How to set budget limits in LiteLLM
Quick answer
In LiteLLM, you set budget limits by configuring the max_tokens and max_cost parameters in the client or request settings to cap usage. This ensures your API calls do not exceed your desired token or cost budget during inference.
PREREQUISITES
Python 3.8+LiteLLM installed (pip install litellm)API key for your AI provider (e.g., OpenAI or Anthropic)Basic knowledge of Python async or sync programming
Setup
Install LiteLLM via pip and set your API key as an environment variable. This example assumes you use OpenAI as the backend.
pip install litellm
# Set your API key in the environment
# export OPENAI_API_KEY=os.environ["OPENAI_API_KEY"] # Linux/macOS
# setx OPENAI_API_KEY os.environ["OPENAI_API_KEY"] # Windows PowerShell Step by step
Use LiteLLM client configuration to set budget limits by specifying max_tokens and max_cost parameters.

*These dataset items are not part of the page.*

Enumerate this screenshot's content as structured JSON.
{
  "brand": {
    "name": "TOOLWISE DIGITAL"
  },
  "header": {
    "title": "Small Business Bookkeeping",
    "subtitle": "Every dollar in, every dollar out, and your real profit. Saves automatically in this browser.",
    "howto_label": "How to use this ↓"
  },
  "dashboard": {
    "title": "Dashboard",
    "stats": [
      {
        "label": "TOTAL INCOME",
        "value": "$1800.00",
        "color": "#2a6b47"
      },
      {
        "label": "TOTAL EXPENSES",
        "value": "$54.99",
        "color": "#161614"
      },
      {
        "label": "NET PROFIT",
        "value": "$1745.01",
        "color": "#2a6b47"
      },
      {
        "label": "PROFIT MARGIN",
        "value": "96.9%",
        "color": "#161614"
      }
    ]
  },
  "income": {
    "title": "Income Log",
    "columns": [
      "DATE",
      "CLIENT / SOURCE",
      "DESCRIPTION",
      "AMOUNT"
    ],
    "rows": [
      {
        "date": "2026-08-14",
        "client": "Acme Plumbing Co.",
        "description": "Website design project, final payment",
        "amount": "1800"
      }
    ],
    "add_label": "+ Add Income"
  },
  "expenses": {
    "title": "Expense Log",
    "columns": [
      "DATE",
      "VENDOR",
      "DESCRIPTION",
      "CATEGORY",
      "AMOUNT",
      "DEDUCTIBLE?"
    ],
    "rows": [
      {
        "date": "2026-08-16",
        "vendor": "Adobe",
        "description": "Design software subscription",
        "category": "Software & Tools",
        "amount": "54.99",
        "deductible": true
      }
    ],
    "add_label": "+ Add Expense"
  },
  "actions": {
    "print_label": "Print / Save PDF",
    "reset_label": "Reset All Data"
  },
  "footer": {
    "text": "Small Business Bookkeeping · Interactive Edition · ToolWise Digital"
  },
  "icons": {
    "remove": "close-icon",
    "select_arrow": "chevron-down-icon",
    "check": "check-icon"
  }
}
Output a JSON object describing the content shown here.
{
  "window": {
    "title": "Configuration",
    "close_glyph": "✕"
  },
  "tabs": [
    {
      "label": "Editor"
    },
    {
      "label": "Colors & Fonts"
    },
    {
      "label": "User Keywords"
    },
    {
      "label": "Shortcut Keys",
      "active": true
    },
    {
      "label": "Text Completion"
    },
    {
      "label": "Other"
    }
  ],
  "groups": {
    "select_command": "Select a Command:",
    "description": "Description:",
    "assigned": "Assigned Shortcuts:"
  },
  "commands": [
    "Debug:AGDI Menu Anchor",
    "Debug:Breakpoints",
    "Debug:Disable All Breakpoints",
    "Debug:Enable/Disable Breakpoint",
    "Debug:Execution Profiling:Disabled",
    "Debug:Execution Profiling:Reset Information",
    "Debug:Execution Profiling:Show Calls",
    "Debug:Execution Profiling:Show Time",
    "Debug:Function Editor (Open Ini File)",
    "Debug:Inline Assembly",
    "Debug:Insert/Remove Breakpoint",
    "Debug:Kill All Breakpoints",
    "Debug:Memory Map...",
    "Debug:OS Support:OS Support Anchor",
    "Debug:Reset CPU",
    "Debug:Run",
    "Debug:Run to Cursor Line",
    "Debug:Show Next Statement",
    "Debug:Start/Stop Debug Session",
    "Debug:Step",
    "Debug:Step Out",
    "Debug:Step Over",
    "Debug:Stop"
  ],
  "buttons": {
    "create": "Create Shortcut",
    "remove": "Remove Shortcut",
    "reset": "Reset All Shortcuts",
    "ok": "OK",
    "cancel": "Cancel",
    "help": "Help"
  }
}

The example below shows how to limit token usage and cost per request.
import os
from litellm import LiteLLM
# Initialize LiteLLM client with budget limits
client = LiteLLM(
api_key=os.environ["OPENAI_API_KEY"],
provider="openai",
model="gpt-4o",
max_tokens=500, # Limit tokens per request
max_cost=0.01 # Limit cost per request in USD
)
# Make a request within budget
response = client.chat(
messages=[{"role": "user", "content": "Explain budget limits in LiteLLM."}]
)
print("Response:", response.text) output
Response: LiteLLM lets you set max_tokens and max_cost to control usage and spending per request.
Common variations
You can also set budget limits globally or per session, and use async calls with the same parameters. Different providers may support different cost calculation methods.
import asyncio
from litellm import LiteLLM
async def main():
client = LiteLLM(
api_key=os.environ["OPENAI_API_KEY"],
provider="openai",
model="gpt-4o",
max_tokens=300,
max_cost=0.005
)
response = await client.chat_async(
messages=[{"role": "user", "content": "Async budget limit example."}]
)
print("Async response:", response.text)
asyncio.run(main()) output
Async response: Budget limits work the same in async mode with LiteLLM.
Troubleshooting
- If you exceed the max_tokens or max_cost, LiteLLM raises a BudgetExceededError. Catch this exception to handle gracefully.
- Ensure your API key has sufficient quota and billing enabled.
- Check provider-specific cost calculation if max_cost seems inaccurate.
from litellm import BudgetExceededError
try:
response = client.chat(messages=[{"role": "user", "content": "Use too many tokens."}])
except BudgetExceededError:
print("Budget limit exceeded. Please reduce tokens or increase budget.") output
Budget limit exceeded. Please reduce tokens or increase budget.
Key Takeaways
- Use max_tokens and max_cost in LiteLLM client to enforce budget limits.
- Budget limits prevent unexpected high usage and control AI API spending effectively.
- Catch BudgetExceededError to handle budget overruns gracefully in your app.